Yes, software is where the future of wearables lies. I want to
nix the idea of desktop and palmtop comletely and come up with
something new. This will take some time, probably a couple of
years just to have a solid foundation. Right now I am trying to
take inventory of the important things people need to do,
evaluating existing products/tools, looking for ways to improve
them. I want to speak to a bunch of people who depend on voice
systems and do some surveys, find out what works and doesn't,
what they wish they had but don't. After a good foundation of
software is written, the idea will be to grab existing hardware
for the core, and I want to do some really agressive pricing,
so blind people can get a whole computer loaded with software
for the same price that it costs for a braille keyboard. Pricing
agreesively won't make me rich, but I learned in silly-con
valley that money doesn't buy happiness, heart does, and that's
precisely why the target is for people who need help. One other
thing: I will not provide tech for military purposes, not now,
not ever, I just can't support that, even for huge dollars.

> In two or three years, I expect the hardware speed and wireless
> networking infrastructure will finally be at the point to support
> "everyday" wearables for the business crowd. And the software
> development time will take about that long to build.

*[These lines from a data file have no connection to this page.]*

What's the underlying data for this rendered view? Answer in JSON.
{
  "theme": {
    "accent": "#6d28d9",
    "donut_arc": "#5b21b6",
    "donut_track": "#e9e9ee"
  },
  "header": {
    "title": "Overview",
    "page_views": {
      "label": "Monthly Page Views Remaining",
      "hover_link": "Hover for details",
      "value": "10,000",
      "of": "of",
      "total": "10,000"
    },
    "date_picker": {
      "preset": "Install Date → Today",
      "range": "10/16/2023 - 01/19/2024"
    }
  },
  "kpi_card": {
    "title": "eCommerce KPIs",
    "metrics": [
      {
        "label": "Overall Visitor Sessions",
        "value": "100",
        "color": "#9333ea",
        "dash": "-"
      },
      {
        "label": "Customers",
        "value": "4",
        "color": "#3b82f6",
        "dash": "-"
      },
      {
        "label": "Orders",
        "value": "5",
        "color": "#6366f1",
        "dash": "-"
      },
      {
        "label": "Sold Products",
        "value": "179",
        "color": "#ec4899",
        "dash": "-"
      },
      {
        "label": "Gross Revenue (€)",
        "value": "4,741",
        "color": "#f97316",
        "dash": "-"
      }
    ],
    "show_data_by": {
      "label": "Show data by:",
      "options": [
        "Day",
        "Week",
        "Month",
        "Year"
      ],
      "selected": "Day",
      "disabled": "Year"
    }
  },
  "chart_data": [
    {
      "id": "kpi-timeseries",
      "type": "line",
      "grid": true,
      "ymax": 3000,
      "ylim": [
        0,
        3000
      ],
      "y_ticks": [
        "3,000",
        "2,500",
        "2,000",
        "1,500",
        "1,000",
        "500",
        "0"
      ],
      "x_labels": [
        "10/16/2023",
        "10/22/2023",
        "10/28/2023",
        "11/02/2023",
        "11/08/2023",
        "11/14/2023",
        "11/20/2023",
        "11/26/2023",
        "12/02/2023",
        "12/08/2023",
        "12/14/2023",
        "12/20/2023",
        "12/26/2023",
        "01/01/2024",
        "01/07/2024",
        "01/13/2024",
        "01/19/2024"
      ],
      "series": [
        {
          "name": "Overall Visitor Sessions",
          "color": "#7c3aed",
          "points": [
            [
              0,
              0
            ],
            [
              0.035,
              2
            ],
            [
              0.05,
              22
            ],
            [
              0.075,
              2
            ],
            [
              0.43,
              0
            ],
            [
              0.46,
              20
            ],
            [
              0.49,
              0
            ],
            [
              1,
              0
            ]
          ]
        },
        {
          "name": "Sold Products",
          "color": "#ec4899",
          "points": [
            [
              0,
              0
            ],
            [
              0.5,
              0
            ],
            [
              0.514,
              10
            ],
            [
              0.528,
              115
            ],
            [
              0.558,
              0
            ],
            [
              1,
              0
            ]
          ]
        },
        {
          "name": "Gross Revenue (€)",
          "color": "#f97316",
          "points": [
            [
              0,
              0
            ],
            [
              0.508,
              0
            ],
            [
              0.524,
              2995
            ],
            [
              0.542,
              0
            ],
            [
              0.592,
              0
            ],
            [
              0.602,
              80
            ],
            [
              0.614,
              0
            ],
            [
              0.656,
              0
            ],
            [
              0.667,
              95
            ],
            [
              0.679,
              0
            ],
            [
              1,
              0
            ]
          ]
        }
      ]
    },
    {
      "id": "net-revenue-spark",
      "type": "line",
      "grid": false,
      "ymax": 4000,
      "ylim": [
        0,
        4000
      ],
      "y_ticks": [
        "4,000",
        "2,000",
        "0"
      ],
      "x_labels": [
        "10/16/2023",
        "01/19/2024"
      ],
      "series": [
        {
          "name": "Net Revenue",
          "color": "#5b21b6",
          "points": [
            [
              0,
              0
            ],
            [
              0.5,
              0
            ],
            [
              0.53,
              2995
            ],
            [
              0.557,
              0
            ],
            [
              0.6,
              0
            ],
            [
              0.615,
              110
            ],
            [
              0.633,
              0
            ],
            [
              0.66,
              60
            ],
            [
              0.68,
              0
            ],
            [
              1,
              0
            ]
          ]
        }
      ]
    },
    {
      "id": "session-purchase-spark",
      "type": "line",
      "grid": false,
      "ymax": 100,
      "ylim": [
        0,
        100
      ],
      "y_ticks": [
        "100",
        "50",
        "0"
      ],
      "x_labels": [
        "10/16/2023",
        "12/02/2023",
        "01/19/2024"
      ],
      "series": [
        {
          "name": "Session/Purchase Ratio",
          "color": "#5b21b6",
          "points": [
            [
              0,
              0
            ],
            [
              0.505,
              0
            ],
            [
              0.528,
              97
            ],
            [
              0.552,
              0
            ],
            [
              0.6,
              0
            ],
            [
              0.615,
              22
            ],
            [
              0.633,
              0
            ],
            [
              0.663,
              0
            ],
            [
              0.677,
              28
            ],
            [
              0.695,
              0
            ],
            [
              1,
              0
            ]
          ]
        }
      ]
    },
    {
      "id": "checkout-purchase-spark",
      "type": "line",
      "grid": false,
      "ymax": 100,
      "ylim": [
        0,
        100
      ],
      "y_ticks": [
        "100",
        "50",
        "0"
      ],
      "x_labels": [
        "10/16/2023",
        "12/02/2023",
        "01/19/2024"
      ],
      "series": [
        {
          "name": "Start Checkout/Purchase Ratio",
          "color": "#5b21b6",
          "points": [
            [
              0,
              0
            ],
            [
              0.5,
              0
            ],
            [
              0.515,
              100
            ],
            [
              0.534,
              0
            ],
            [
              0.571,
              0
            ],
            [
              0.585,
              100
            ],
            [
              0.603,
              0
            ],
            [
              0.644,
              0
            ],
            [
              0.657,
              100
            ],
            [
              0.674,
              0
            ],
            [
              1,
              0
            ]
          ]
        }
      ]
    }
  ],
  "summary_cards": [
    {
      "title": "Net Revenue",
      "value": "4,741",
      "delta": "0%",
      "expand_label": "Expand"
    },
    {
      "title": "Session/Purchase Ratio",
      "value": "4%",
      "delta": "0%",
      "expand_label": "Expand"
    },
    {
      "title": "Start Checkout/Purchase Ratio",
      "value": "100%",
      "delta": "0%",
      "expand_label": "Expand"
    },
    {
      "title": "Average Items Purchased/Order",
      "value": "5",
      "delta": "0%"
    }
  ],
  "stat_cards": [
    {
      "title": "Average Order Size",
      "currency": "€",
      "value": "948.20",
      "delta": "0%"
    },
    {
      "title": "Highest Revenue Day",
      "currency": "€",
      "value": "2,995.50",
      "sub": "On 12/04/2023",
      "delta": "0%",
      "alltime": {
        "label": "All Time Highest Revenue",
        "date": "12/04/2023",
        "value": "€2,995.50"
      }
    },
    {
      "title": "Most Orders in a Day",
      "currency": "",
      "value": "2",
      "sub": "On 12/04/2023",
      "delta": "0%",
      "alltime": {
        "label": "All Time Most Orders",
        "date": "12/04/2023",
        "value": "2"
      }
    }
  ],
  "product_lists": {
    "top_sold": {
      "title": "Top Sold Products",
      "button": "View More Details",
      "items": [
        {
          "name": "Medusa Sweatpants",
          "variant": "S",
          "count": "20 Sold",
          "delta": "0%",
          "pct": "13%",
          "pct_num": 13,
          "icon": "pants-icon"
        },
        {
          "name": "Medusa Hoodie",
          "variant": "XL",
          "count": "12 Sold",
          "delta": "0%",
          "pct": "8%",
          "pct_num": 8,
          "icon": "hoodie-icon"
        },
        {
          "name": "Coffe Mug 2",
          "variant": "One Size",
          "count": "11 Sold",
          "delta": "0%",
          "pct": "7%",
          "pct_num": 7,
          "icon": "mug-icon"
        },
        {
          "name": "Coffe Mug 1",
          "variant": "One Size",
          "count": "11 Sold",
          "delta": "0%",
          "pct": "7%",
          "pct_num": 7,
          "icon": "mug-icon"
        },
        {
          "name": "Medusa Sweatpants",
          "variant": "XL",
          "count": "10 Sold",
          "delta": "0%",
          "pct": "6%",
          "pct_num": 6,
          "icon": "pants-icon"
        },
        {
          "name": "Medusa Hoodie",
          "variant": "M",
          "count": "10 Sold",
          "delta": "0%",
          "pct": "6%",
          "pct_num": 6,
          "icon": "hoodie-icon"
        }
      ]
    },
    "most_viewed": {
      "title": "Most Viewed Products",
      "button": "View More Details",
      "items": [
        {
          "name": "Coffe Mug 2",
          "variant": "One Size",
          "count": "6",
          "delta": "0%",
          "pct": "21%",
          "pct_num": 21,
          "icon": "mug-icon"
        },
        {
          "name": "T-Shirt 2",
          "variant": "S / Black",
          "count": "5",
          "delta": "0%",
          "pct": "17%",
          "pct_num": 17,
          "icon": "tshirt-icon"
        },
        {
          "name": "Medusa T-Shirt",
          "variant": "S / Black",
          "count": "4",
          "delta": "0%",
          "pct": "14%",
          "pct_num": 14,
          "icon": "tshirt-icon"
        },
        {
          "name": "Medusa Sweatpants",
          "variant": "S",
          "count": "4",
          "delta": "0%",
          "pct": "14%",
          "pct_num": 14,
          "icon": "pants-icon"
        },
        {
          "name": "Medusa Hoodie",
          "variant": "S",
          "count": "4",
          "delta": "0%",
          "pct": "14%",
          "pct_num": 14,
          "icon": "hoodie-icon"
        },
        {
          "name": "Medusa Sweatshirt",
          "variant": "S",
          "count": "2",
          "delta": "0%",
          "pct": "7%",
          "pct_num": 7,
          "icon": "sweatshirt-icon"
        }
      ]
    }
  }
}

I think that hardware speed is already there, pricing is getting
really reasonable, but the wireless is still immature. However,
my target audience is not so concerned with wireless, they will
be happy to have a better way to just do email, browse the web,
read books, play games, listen to music, take notes, and many
other things that most of us take for granted.

Check out some of these ...

http://www.augcominc.com/links.html#org
http://www.vard.org/jour/00/37/1/barre371.htm
http://www.csun.edu/cod/94virt/wec~1.html
http://www.csun.edu/cod/conf2001/proceedings/0107junker.html
http://www.ee.cua.edu/~chaos/people/adrian/research/pads/resna_00.htm
http://rehab-www.eng.cam.ac.uk/papers/lsk12/cm96/isaac.htm
http://rjcooper.com/trackir/index.html
http://www.rdrehab.dk/index.asp?Id=73
http://www.diku.dk/~panic/eyegaze/article.html
http://rjcooper.com/cross-scanner/index.html
http://www.pathwaysdg.com/prods.htm
http://www.csun.edu/cod/93virt/UID~1.html
http://www.rz.rwth-aachen.de/vr/papers/BiolMed95.pdf
http://www.llu.edu/info/legacy/Legacy9.html
http://www.medibolt.com/Technology.html
http://www.pulsar.org/2k/neattools/about/

And this is a great list of alternative input technologies
http://billbuxton.com/inputSources.html

My key philosophy is life is: we keep what we have by giving it away.